Zeal is burning love put into action — an eager, energetic devotion to a person or a cause, above all to God and the good of souls. Holy zeal is the fire that sent missionaries across oceans to bring the Gospel to peoples who had never heard it; it is love that cannot sit still. Scripture gives its model in Christ himself: 'Zeal for your house will consume me' (John 2:17, quoting Psalm 69). But zeal has two opposite errors. On one side is lukewarmness or indifference — the cold heart that cares about nothing, which Scripture warns against fiercely ('because you are lukewarm... I will spit you out of my mouth,' Revelation 3:16). On the other side is a false, distorted zeal: fanaticism, which loves a cause so blindly that it tramples charity, truth, or the dignity of others.
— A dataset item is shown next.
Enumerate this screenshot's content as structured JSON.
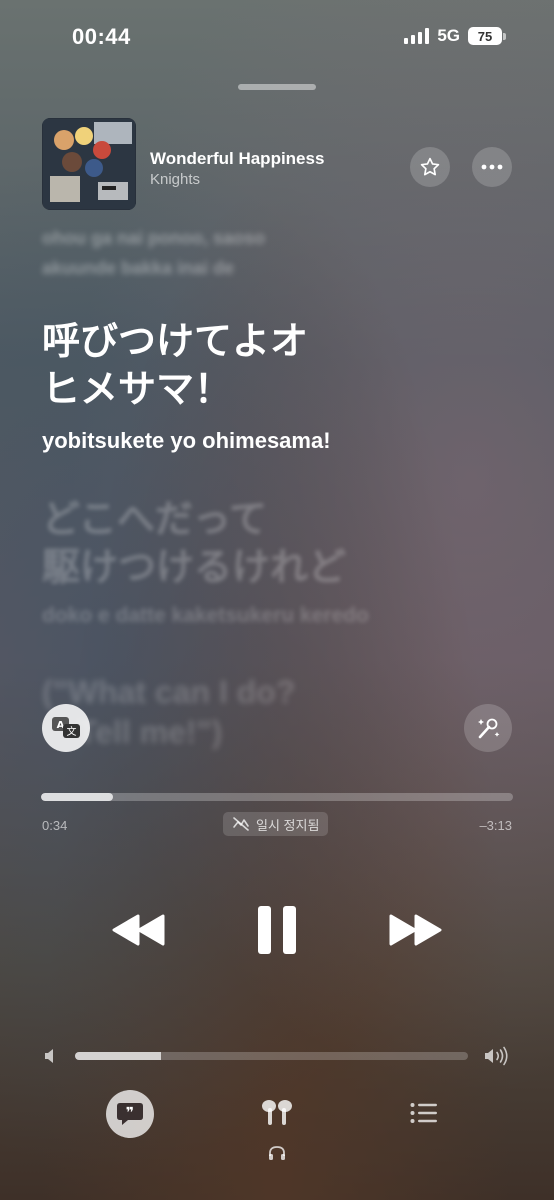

This week's history shows both true and false zeal side by side: the same era saw genuine missionaries who loved and defended the native peoples (like Las Casas and, soon, men like St. Junípero Serra) and conquerors who used 'spreading the faith' as a cover for greed and cruelty. True zeal is always governed by charity — it desires the real good of others and respects their freedom and dignity. It burns hot, but it never burns the people it is meant to love.
Discussion Questions
- 1What is the difference between holy zeal and fanaticism?
- 2How can the same word — 'zeal for spreading the faith' — describe both a true missionary and a cruel conqueror's excuse?
Write down one good thing you genuinely care about, and describe what 'zeal governed by charity' would look like in pursuing it (versus an unhealthy obsession).
Vocabulary
- zeal
- Burning, active love and devotion, especially for God and the good of souls.
- fanaticism
- A distorted, excessive zeal that tramples charity, truth, or the dignity of others.